Personnellement, j'aime ces définitions. Elles ne sont pas le fruit du hasard, elles sont fondées sur la sonorité des mots ou sur la recherche d'un radical ayant du sens.

Le second mot nouveau proposé à échange est : croquemort.
Ce mot est tiré de l'ouvrage de Frédéric Kessler "A mort la mort". En effet, la classe de CM1 de Madame Vandromme, à l'école Brunschvicg-Rousseau, a mise en scène et filmée un extrait de l'oeuvre, dans le cadre de sa participation au "Camion des mots". Cette courte représentation théatrale est visible sur internet (ici).

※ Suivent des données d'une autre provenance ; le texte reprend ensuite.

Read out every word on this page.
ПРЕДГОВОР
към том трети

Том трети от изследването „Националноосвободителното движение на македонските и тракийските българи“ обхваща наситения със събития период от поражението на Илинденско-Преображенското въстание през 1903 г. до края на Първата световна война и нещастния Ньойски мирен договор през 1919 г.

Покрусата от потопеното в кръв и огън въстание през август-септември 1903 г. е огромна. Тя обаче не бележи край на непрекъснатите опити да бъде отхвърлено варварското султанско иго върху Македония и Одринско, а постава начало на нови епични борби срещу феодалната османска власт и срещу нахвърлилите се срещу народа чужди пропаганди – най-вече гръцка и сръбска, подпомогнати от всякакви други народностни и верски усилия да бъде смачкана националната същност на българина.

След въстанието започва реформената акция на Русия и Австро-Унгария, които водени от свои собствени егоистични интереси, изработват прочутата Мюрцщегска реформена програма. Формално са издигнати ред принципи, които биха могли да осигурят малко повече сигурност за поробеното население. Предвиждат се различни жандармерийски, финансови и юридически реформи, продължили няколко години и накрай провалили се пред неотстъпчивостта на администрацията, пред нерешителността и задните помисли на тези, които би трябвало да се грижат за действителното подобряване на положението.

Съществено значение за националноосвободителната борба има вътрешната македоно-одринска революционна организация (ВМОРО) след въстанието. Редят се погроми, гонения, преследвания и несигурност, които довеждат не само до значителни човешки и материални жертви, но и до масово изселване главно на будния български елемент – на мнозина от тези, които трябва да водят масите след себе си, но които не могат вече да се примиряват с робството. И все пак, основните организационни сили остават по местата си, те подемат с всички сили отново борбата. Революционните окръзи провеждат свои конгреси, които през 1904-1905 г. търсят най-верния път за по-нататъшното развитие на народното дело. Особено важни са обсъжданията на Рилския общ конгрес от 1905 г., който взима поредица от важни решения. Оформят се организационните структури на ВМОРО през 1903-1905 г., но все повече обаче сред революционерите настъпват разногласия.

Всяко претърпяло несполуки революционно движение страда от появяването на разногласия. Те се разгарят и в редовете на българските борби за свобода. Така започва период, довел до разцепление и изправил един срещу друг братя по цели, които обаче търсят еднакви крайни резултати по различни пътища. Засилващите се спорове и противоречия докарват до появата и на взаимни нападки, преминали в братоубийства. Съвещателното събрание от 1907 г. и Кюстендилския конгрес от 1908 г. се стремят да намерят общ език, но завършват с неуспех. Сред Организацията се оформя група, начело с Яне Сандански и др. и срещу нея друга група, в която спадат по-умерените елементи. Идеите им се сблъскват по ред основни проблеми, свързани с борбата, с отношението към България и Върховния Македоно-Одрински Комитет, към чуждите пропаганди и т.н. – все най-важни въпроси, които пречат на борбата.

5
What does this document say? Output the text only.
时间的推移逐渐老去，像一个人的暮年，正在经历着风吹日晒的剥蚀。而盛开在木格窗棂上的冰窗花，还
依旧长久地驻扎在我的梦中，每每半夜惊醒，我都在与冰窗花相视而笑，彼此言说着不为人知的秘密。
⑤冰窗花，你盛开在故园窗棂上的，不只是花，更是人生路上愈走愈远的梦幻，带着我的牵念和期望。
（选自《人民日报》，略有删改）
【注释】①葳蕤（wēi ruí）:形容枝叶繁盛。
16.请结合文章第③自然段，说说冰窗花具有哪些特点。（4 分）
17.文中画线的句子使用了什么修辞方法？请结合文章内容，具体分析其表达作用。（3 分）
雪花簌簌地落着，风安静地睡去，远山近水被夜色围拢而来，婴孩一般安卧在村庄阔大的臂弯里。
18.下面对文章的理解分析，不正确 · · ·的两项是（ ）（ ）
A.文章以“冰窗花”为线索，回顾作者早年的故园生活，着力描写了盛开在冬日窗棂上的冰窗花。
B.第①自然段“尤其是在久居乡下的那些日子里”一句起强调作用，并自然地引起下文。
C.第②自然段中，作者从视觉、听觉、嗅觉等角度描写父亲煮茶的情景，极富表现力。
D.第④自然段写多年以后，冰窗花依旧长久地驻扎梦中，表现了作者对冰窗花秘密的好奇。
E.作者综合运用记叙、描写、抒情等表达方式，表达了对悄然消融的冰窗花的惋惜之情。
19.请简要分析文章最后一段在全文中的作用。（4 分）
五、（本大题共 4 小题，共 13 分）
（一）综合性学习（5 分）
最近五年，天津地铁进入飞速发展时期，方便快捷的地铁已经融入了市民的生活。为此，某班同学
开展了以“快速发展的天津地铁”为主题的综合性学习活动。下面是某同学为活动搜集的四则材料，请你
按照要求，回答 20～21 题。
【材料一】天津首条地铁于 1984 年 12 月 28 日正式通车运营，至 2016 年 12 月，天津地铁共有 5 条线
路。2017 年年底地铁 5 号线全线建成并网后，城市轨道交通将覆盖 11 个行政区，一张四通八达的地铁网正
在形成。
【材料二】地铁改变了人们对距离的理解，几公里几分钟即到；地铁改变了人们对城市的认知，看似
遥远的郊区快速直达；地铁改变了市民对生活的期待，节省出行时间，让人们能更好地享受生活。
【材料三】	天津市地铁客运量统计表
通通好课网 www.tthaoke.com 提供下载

Les CP, qui ont vu leurs camarades de CM1 évoluer sur scène, ont "adoré" la pièce...mais n'ont pas tout compris. Ils pensaient que "croquemort" était une expression et non un mot à part entière, et ils n'ont pas compris pourquoi cette personne avait violemment et gratuitement mordu l'orteil d'un autre congénère, certes en moins bon état.
Et, étrangement, les histoires de radical, composition de mot, écouter le mot, etc...n'ont pas su venir à bout de la résistance de leur esprit d'abstraction. Que peut bien signifier "croquer la mort" ? Pourquoi diantre"croquer un mort" ?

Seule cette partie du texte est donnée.